Though it is not required that community college districts offer this program, the district does.
“Because we offer the program, if a person applies we have to approve them,” Huff said. “It is the way the law is written.”
To be eligible for the program, one must be age 55 or older, have at least 10 years of service credit and have been employed to perform creditable service on a full-time basis for five years immediately preceding the program.
One’s pension is determined by service credit multiplied by age factor and by final compensation to equal the member-only benefit.
“The way retirement benefits are calculated is just a math equation,” Watkins said. “You can play that equation quite well to maximize your time.”
For example, if in early years of full-time employment one teaches overload at the lowest scheduled salary rate and elects to bank that load, that load can remain banked while the employee progresses through the tenure track and ranks up on the salary schedule. By the time the employee uses the banked load, its value, reflective of the most recently scheduled salary rate, has increased, despite being earned at a lower rate.
In addition, another strategy available to those with load in the bank is to go on reduced workload — down to 50 percent of a full credit load — prior to retiring, in effect enabling faculty to stretch a single semester’s banked load credit into one year’s worth. Though such faculty’s pay would be scaled down to reflect their actual service, in this example 50 percent, their fringe benefits and employer contributions to STRS remain at 100 percent.
“It would increase your pension,” Michels said. “The pension calculation is based on years of service. The advantage is that you would continue to earn full-time STRS service credit.”
Those grandfathered in with more than three semesters of load by the 2010-11 academic year, before the cap was negotiated, have the most lucrative prospects.
Huff said, “Faculty have certain rights and some faculty have maximized their use of those rights and benefits.
“Nothing can be done under the current legal and contractual conditions (to preclude such maximizations of rights).”
The points of detraction are that financial compensation during this period is reflective of earned service credit rather than full-time credit, and that one pushes back receiving his or her retirement package, Michels said.
Computer science outlook
These days, Murphy spends his free time playing computer games and traveling with his wife in his pre-retirement.

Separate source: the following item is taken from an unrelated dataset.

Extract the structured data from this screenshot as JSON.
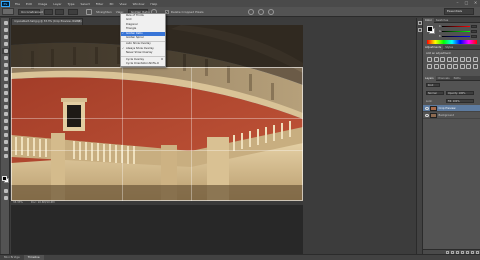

It was, in fact, his wife’s own retirement that prompted him to follow suit.
He feels as though he has served students’ needs well, educating them to the best of his ability, and contributed immensely to the growth of computer science at CCC.

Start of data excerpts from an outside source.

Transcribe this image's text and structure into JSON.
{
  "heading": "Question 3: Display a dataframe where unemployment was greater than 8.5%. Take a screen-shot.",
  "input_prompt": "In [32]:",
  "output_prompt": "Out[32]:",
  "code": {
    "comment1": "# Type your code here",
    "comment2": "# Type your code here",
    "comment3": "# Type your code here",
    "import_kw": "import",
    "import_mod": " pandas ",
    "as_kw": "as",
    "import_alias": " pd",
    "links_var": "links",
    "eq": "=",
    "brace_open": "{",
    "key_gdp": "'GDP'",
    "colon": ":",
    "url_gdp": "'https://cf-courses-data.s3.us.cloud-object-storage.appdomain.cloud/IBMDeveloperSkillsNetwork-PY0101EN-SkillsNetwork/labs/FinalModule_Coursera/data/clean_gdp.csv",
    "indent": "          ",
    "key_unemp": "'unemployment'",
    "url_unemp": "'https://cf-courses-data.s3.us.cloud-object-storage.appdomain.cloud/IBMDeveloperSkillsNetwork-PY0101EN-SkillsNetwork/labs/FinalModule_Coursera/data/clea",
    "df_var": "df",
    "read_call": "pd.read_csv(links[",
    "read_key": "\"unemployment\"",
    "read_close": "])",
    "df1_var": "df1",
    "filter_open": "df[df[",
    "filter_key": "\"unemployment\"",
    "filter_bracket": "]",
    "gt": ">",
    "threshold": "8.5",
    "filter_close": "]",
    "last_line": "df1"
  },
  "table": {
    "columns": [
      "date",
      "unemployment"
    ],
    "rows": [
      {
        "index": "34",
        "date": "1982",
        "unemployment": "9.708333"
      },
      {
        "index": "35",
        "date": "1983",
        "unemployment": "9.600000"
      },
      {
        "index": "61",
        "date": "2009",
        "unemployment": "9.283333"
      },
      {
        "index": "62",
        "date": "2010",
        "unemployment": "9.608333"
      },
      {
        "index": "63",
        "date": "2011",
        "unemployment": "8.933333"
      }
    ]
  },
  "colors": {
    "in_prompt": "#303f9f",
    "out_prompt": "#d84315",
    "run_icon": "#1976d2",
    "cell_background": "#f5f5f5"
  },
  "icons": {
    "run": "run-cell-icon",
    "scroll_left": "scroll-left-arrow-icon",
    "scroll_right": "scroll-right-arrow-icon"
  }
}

It is strange for him to be away, he said, but it was a decision he felt was necessary for his and his family’s sake.
“I didn’t anticipate that this would be how (banking load) benefitted me, I just had a hunch that, if I didn’t need the money then, I should save it until a time that I do,” he said.
Though Murphy remains in communication with his department and highly approves of his replacement, Mortezaie, he expressed concerns about the department’s ability to secure an adjunct for any length of time greater than one year and its ability to perpetually serve students.
While Murphy is screening all documents and decisions coming out of the department, his approach is too hands-off for his peers.
Chan said, “His choice to use banked load in the manner that he did almost, if not may well have, doomed the computer sciences major.”
Chan described the computer science major as “in flux” and said that the department is looking into developing a common curriculum through a higher education consortium.
He said the state’s push for degrees in specialized computer fields — fields Murphy knows well — reminds him of what an asset Murphy was to the department while still on campus. “This is where his expertise is missed.”